Crypto-native payment cards are entering a new phase of adoption, with usage data pointing to a clear inflection point.
Since December 2024, daily transactions have surged 22x, signaling a shift away from manual offramping and toward routine, real-world spending directly from on-chain balances.
Transaction Growth Signals Behavioral Shift
By mid-January 2026, daily crypto card transactions have climbed from roughly 2,700 per day in late 2024 to nearly 60,000 per day. In parallel, the total value processed through these cards has reached approximately $4 million per day, highlighting not just higher user counts but sustained spending activity.

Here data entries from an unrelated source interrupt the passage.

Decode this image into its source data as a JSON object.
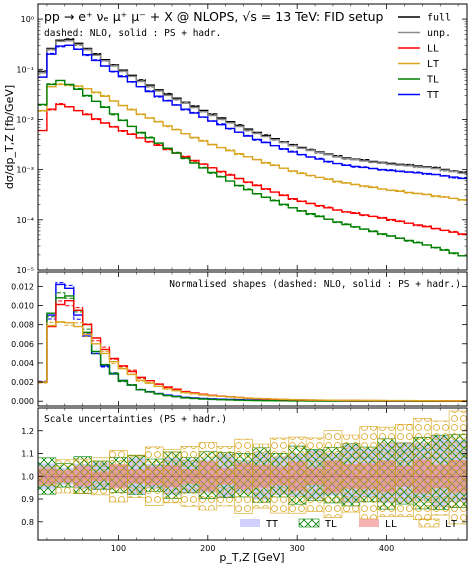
{
  "chart_data": [
    {
      "type": "line",
      "title": "pp → e⁺ νₑ μ⁺ μ⁻ + X @ NLOPS, √s = 13 TeV: FID setup",
      "subtitle": "dashed: NLO, solid : PS + hadr.",
      "ylabel": "dσ/dp_T,Z [fb/GeV]",
      "yscale": "log",
      "ylim": [
        1e-05,
        2
      ],
      "xlim": [
        10,
        490
      ],
      "ytick_labels": [
        "10⁻⁵",
        "10⁻⁴",
        "10⁻³",
        "10⁻²",
        "10⁻¹",
        "10⁰"
      ],
      "legend": "top-right",
      "series": [
        {
          "name": "full",
          "color": "#000000",
          "x": [
            15,
            25,
            35,
            45,
            55,
            65,
            75,
            85,
            100,
            125,
            150,
            175,
            200,
            250,
            300,
            350,
            400,
            450,
            490
          ],
          "values": [
            0.09,
            0.26,
            0.38,
            0.39,
            0.33,
            0.26,
            0.2,
            0.155,
            0.108,
            0.06,
            0.035,
            0.022,
            0.0138,
            0.0059,
            0.0029,
            0.00175,
            0.00135,
            0.00112,
            0.00085
          ]
        },
        {
          "name": "unp.",
          "color": "#8c8c8c",
          "x": [
            15,
            25,
            35,
            45,
            55,
            65,
            75,
            85,
            100,
            125,
            150,
            175,
            200,
            250,
            300,
            350,
            400,
            450,
            490
          ],
          "values": [
            0.085,
            0.25,
            0.36,
            0.37,
            0.31,
            0.245,
            0.19,
            0.148,
            0.103,
            0.057,
            0.033,
            0.021,
            0.013,
            0.0056,
            0.0028,
            0.0017,
            0.0013,
            0.00108,
            0.00082
          ]
        },
        {
          "name": "LL",
          "color": "#ff0000",
          "x": [
            15,
            25,
            35,
            45,
            55,
            65,
            75,
            85,
            100,
            125,
            150,
            175,
            200,
            250,
            300,
            350,
            400,
            450,
            490
          ],
          "values": [
            0.006,
            0.016,
            0.02,
            0.018,
            0.015,
            0.0125,
            0.0103,
            0.0085,
            0.0065,
            0.0043,
            0.0028,
            0.0018,
            0.00118,
            0.00052,
            0.000245,
            0.00015,
            0.000105,
            7e-05,
            5e-05
          ]
        },
        {
          "name": "LT",
          "color": "#daa520",
          "x": [
            15,
            25,
            35,
            45,
            55,
            65,
            75,
            85,
            100,
            125,
            150,
            175,
            200,
            250,
            300,
            350,
            400,
            450,
            490
          ],
          "values": [
            0.015,
            0.045,
            0.05,
            0.049,
            0.046,
            0.041,
            0.035,
            0.029,
            0.021,
            0.0128,
            0.0082,
            0.0052,
            0.0034,
            0.00168,
            0.00088,
            0.00056,
            0.0004,
            0.00031,
            0.000245
          ]
        },
        {
          "name": "TL",
          "color": "#008000",
          "x": [
            15,
            25,
            35,
            45,
            55,
            65,
            75,
            85,
            100,
            125,
            150,
            175,
            200,
            250,
            300,
            350,
            400,
            450,
            490
          ],
          "values": [
            0.02,
            0.05,
            0.06,
            0.05,
            0.04,
            0.03,
            0.023,
            0.0175,
            0.011,
            0.0055,
            0.003,
            0.0017,
            0.00097,
            0.00036,
            0.00016,
            8.5e-05,
            5e-05,
            3e-05,
            1.8e-05
          ]
        },
        {
          "name": "TT",
          "color": "#0000ff",
          "x": [
            15,
            25,
            35,
            45,
            55,
            65,
            75,
            85,
            100,
            125,
            150,
            175,
            200,
            250,
            300,
            350,
            400,
            450,
            490
          ],
          "values": [
            0.07,
            0.2,
            0.29,
            0.3,
            0.25,
            0.195,
            0.15,
            0.116,
            0.08,
            0.045,
            0.026,
            0.016,
            0.0102,
            0.0043,
            0.0021,
            0.00125,
            0.00098,
            0.00082,
            0.00065
          ]
        }
      ]
    },
    {
      "type": "line",
      "title": "Normalised shapes (dashed: NLO, solid : PS + hadr.)",
      "ylim": [
        -0.0005,
        0.0135
      ],
      "xlim": [
        10,
        490
      ],
      "ytick_labels": [
        "0.000",
        "0.002",
        "0.004",
        "0.006",
        "0.008",
        "0.010",
        "0.012"
      ],
      "series": [
        {
          "name": "TT",
          "color": "#0000ff",
          "x": [
            15,
            25,
            35,
            45,
            55,
            65,
            75,
            85,
            100,
            125,
            150,
            175,
            200,
            250,
            300,
            350,
            400,
            450,
            490
          ],
          "values": [
            0.002,
            0.009,
            0.0122,
            0.0118,
            0.009,
            0.0068,
            0.005,
            0.0037,
            0.0024,
            0.0012,
            0.0007,
            0.0004,
            0.00026,
            0.00011,
            5e-05,
            3e-05,
            2e-05,
            1.5e-05,
            1e-05
          ]
        },
        {
          "name": "TL",
          "color": "#008000",
          "x": [
            15,
            25,
            35,
            45,
            55,
            65,
            75,
            85,
            100,
            125,
            150,
            175,
            200,
            250,
            300,
            350,
            400,
            450,
            490
          ],
          "values": [
            0.002,
            0.0092,
            0.0108,
            0.011,
            0.0095,
            0.0072,
            0.0052,
            0.0038,
            0.0024,
            0.0012,
            0.00065,
            0.00035,
            0.0002,
            7e-05,
            3e-05,
            1.5e-05,
            1e-05,
            5e-06,
            4e-06
          ]
        },
        {
          "name": "LL",
          "color": "#ff0000",
          "x": [
            15,
            25,
            35,
            45,
            55,
            65,
            75,
            85,
            100,
            125,
            150,
            175,
            200,
            250,
            300,
            350,
            400,
            450,
            490
          ],
          "values": [
            0.002,
            0.0078,
            0.0101,
            0.0105,
            0.0095,
            0.008,
            0.0066,
            0.0054,
            0.004,
            0.0025,
            0.0016,
            0.001,
            0.00065,
            0.00028,
            0.00013,
            8e-05,
            5e-05,
            3e-05,
            2e-05
          ]
        },
        {
          "name": "LT",
          "color": "#daa520",
          "x": [
            15,
            25,
            35,
            45,
            55,
            65,
            75,
            85,
            100,
            125,
            150,
            175,
            200,
            250,
            300,
            350,
            400,
            450,
            490
          ],
          "values": [
            0.002,
            0.0079,
            0.0083,
            0.0082,
            0.0078,
            0.007,
            0.006,
            0.005,
            0.0037,
            0.0022,
            0.0014,
            0.0009,
            0.0006,
            0.0003,
            0.00015,
            9e-05,
            7e-05,
            5e-05,
            4e-05
          ]
        }
      ]
    },
    {
      "type": "area",
      "title": "Scale uncertainties (PS + hadr.)",
      "xlabel": "p_T,Z [GeV]",
      "ylim": [
        0.72,
        1.3
      ],
      "xlim": [
        10,
        490
      ],
      "xtick_labels": [
        "100",
        "200",
        "300",
        "400"
      ],
      "ytick_labels": [
        "0.8",
        "0.9",
        "1.0",
        "1.1",
        "1.2"
      ],
      "legend": "bottom-right",
      "bands": [
        {
          "name": "TT",
          "color": "#aaaaff",
          "x": [
            10,
            50,
            100,
            150,
            200,
            250,
            300,
            350,
            400,
            450,
            490
          ],
          "lower": [
            0.96,
            0.95,
            0.94,
            0.93,
            0.92,
            0.91,
            0.91,
            0.9,
            0.89,
            0.88,
            0.87
          ],
          "upper": [
            1.04,
            1.05,
            1.06,
            1.07,
            1.08,
            1.09,
            1.1,
            1.12,
            1.14,
            1.16,
            1.18
          ]
        },
        {
          "name": "TL",
          "color": "#008000",
          "x": [
            10,
            50,
            100,
            150,
            200,
            250,
            300,
            350,
            400,
            450,
            490
          ],
          "lower": [
            0.93,
            0.94,
            0.93,
            0.92,
            0.91,
            0.9,
            0.89,
            0.88,
            0.87,
            0.86,
            0.85
          ],
          "upper": [
            1.07,
            1.07,
            1.08,
            1.09,
            1.1,
            1.11,
            1.12,
            1.13,
            1.15,
            1.17,
            1.2
          ]
        },
        {
          "name": "LL",
          "color": "#f08080",
          "x": [
            10,
            50,
            100,
            150,
            200,
            250,
            300,
            350,
            400,
            450,
            490
          ],
          "lower": [
            0.96,
            0.97,
            0.96,
            0.96,
            0.95,
            0.95,
            0.95,
            0.94,
            0.94,
            0.94,
            0.93
          ],
          "upper": [
            1.04,
            1.03,
            1.04,
            1.04,
            1.05,
            1.05,
            1.05,
            1.06,
            1.06,
            1.06,
            1.07
          ]
        },
        {
          "name": "LT",
          "color": "#daa520",
          "x": [
            10,
            50,
            100,
            150,
            200,
            250,
            300,
            350,
            400,
            450,
            490
          ],
          "lower": [
            0.95,
            0.93,
            0.9,
            0.88,
            0.86,
            0.85,
            0.84,
            0.83,
            0.82,
            0.82,
            0.8
          ],
          "upper": [
            1.05,
            1.07,
            1.1,
            1.12,
            1.14,
            1.15,
            1.17,
            1.19,
            1.22,
            1.25,
            1.28
          ]
        }
      ]
    }
  ]
}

On a broader time horizon, monthly crypto card spending reached $1.5 billion by late 2025, translating into an $18 billion annualized run rate. This growth profile suggests crypto cards are no longer a niche convenience, but an increasingly embedded payment method for active on-chain users.

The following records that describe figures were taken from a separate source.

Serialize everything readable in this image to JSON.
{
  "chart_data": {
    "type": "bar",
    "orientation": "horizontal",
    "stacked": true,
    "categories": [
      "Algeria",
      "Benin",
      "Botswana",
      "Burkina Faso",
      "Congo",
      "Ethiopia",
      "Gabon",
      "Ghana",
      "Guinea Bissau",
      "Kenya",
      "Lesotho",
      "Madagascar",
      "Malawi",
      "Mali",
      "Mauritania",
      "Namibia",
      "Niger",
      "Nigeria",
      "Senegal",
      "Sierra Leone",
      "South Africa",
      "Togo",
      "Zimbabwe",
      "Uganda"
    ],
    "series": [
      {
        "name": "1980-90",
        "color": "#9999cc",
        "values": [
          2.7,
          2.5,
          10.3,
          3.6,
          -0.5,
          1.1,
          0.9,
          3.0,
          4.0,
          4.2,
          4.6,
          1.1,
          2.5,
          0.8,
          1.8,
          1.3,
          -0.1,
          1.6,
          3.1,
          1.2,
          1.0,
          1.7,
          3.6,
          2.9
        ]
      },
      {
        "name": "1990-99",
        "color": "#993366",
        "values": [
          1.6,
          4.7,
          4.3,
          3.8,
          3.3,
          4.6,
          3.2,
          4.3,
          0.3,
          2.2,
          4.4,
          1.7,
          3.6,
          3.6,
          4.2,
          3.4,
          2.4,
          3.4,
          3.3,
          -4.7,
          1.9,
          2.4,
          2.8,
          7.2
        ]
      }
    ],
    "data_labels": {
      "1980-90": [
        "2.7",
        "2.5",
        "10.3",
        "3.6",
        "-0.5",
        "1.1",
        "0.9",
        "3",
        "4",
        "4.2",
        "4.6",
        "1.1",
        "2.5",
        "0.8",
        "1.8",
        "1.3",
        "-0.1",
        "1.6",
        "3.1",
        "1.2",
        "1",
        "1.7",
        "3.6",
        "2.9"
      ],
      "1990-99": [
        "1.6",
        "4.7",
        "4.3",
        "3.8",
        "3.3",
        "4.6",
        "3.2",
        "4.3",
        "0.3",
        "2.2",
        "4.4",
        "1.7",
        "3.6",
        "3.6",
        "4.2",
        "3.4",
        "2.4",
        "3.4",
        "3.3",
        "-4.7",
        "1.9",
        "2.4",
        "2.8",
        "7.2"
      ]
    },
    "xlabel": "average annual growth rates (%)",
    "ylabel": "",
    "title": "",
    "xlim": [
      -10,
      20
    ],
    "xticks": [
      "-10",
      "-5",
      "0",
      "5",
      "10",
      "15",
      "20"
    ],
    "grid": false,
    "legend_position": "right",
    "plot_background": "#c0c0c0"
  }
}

Market Structure and Leading Providers
The ecosystem remains concentrated among a small group of issuers. EtherFi currently accounts for about 50% of all daily crypto card transactions, making it the dominant player by volume. Other contributors include Gnosis, MetaMask, Solayer, Avici, Cypher, and Exa.
On the network layer, Visa facilitates more than 90% of tracked on-chain card transactions, underscoring its central role in bridging blockchain balances with existing merchant infrastructure. Mastercard participation is growing, but remains secondary in overall share.
A key structural driver behind this expansion is the rise of “full-stack issuance.” Providers such as Rain and Reap are increasingly connecting directly to card networks, reducing reliance on traditional banking intermediaries and shortening settlement paths.
What’s Driving Adoption at the Point of Sale
The primary catalyst is frictionless offramping. These cards automatically convert crypto to fiat at the moment of purchase, allowing users to remain fully on-chain until the point of sale. This removes the need for pre-emptive conversions or exchange withdrawals, which historically discouraged frequent use.
Stablecoins play a central role in this flow. Because most merchants still operate exclusively on Visa and Mastercard rails, crypto cards have become a practical distribution channel for on-chain stablecoin liquidity. The result is higher transaction frequency rather than larger transaction size.
That dynamic is visible in the data: the average retail crypto card payment is now approximately $112, indicating that usage has shifted toward everyday expenses rather than sporadic, high-value transfers.
A Maturing Payments Layer
Taken together, the data reflects a change in how crypto is used, not just held. The 22x increase in daily transactions suggests crypto payment cards are crossing from experimental tooling into habitual financial infrastructure, where spending behavior increasingly resembles traditional card usage, only with on-chain balances as the funding source.